By Stephen Kaufman
Staff Writer
Washington - The arrival of the U.S. aircraft carrier USS Carl Vinson, equipped with 19 helicopters and relief supplies, off the coast of Port-Au-Prince is providing an important new avenue for humanitarian aid and equipment to get to affected sites in the wake of continued transportation challenges following the January 12 earthquake.
Admiral Michael Mullen, chairman of the U.S. Joint Chiefs of Staff, told reporters at the Pentagon January 15 that the USS Vinson has also come equipped with 51 hospital beds, three medical operating rooms and equipment to produce hundreds of thousands of gallons of water per day.
The arrival of helicopters will help with the distribution of aid supplies and equipment, as many roads in Haiti remain impassible.
Other U.S. military assets currently in place in and around Haiti to help with relief efforts are the USS Higgins and several U.S. Coast Guard cutters to provide search-and-rescue support. In addition, a company from the U.S. Army's 82nd Airborne Division is working with the personnel from the USS Vinson in delivering water supplies, Mullen said.
"Although it seems that supplies and security cannot come quickly enough ... we're doing everything we possibly can," he said.
The principal focus remains supporting search-and-rescue efforts that are trying to reach survivors, as well as meeting the immediate needs for food, water and medical assistance.
Other naval vessels en route include the cruiser-sized USS Normandy and the frigate-sized USS Underwood, both equipped with small helicopters. The helicopter carrier USS Bataan is equipped with the U.S. Navy's second-largest ship-based hospital facility; it has six fully equipped operating rooms and can care for 600 patients. It left its base in Norfolk, Virginia, January 14 accompanied by the USS Fort McHenry and USS Carter Hall, as well as members of the 22nd Marine Expeditionary Unit. That group is transporting helicopters, utility air-support aircraft, trucks, earth-moving equipment and water purification systems, according to Captain Clark Carpenter of the 22nd Marines.
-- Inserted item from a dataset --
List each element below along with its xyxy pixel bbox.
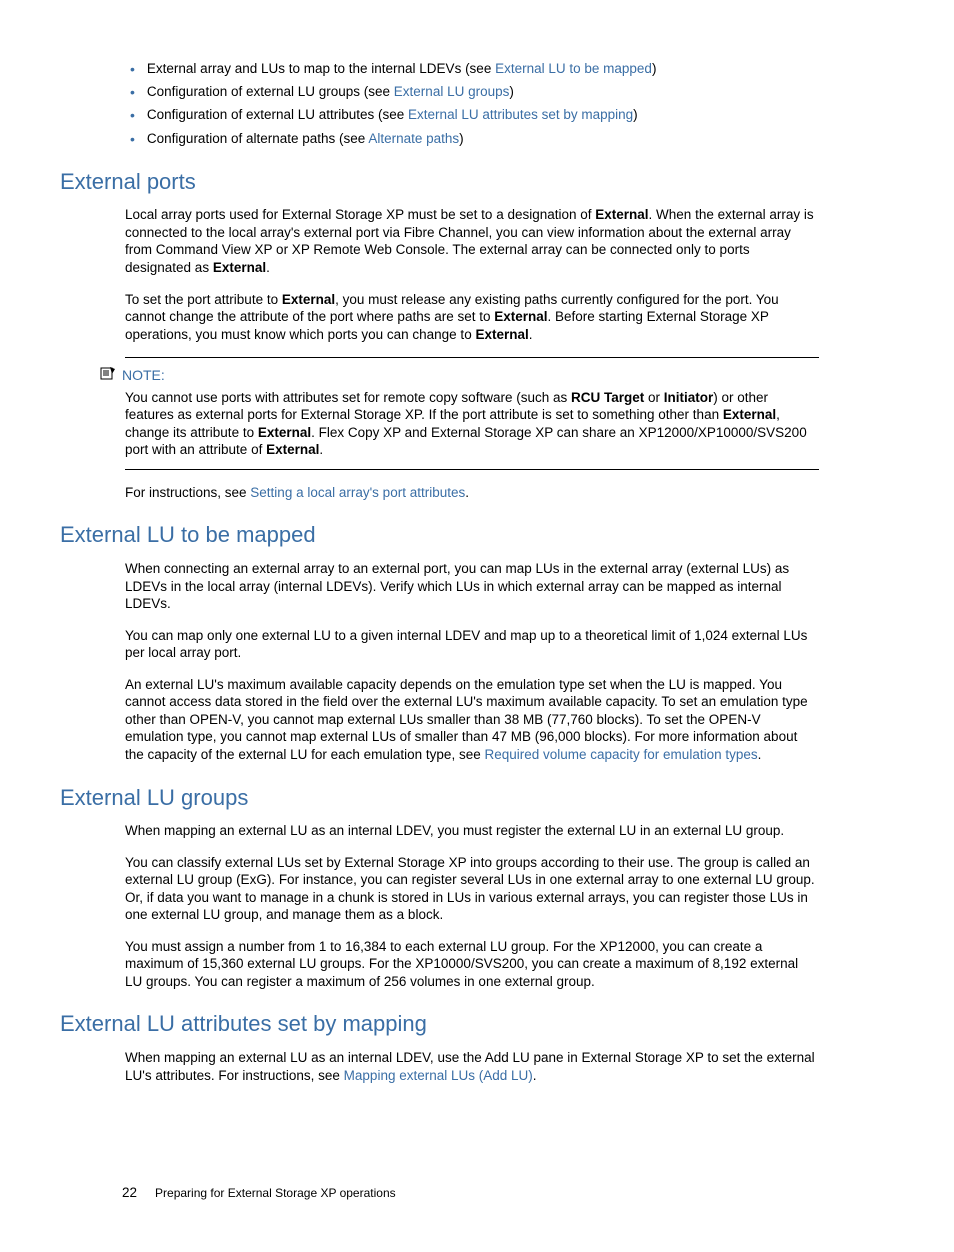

Admiral Mullen said the 275-meter-long hospital ship USS Comfort, "with hundreds of medical professionals and the vital medical support," should be off the Haitian coast by January 22 or 23. The Comfort and its sister ship the USS Mercy are the largest hospital ships in the world and boast 12 operating rooms, 1,000 hospital beds and state-of-the-art treatment centers.
Mullen said there are currently 1,000 U.S. military personnel in Haiti and the number will increase to 10,000 by January 18. "That is not 10,000 forces ashore because the bulk of those will be on ships," he said, providing additional support especially for medical, food and water needs. The number of military personnel could rise, he added.
According to news reports, the Cuban government is allowing U.S. medical evacuation flights to fly through its airspace.
U.S. Agency for International Development Administrator Rajiv Shah said January 15 that so far the United States has provided 600,000 daily rations of food to Haiti, with $48 million allocated, which he said will be enough to feed 2 million people for several months.
In addition, Shah said the United States has mobilized 100,000 10-liter collapsible water containers, of which 20,000 have arrived in the country.
The State Department's assistant secretary of state for public affairs, P.J. Crowley, told reporters January 15 that the arrival of helicopters from the USS Vinson has provided "a second significant channel besides the airport to be able to deliver assistance on the ground."
"We have a lot of stuff geared, poised to flow," he said.
"Up till now we have been delivering assistance through a garden hose, but now we're expanding that ... as we work to create a river in terms of the flow of assistance to Haiti," he said.
The international relief effort has "established a foundation for the operation," he said. "Now we're gradually starting to see an increase in the flow of material. But we still need to find ways to expand [the] number of channels and broaden them as we go."
Crowley said U.S. personnel are working to expand the capacity of the Toussaint Louverture Airport to receive an increasing number of relief supplies and personnel from around the world. U.S. Southern Command officials have determined that the single runway facility can handle a maximum of 90 takeoffs and landings per day, and are working to reach that capacity.
Crowley said that along with roads that need to be cleared, Port-Au-Prince's port remains a problem.
"The limitation now is the inherent infrastructure in Haiti," he said. "We'd love to have access to the port and right now there are port assessment teams continuing to study that to see how we can use it, but for the moment, for large ships, the port is unusable."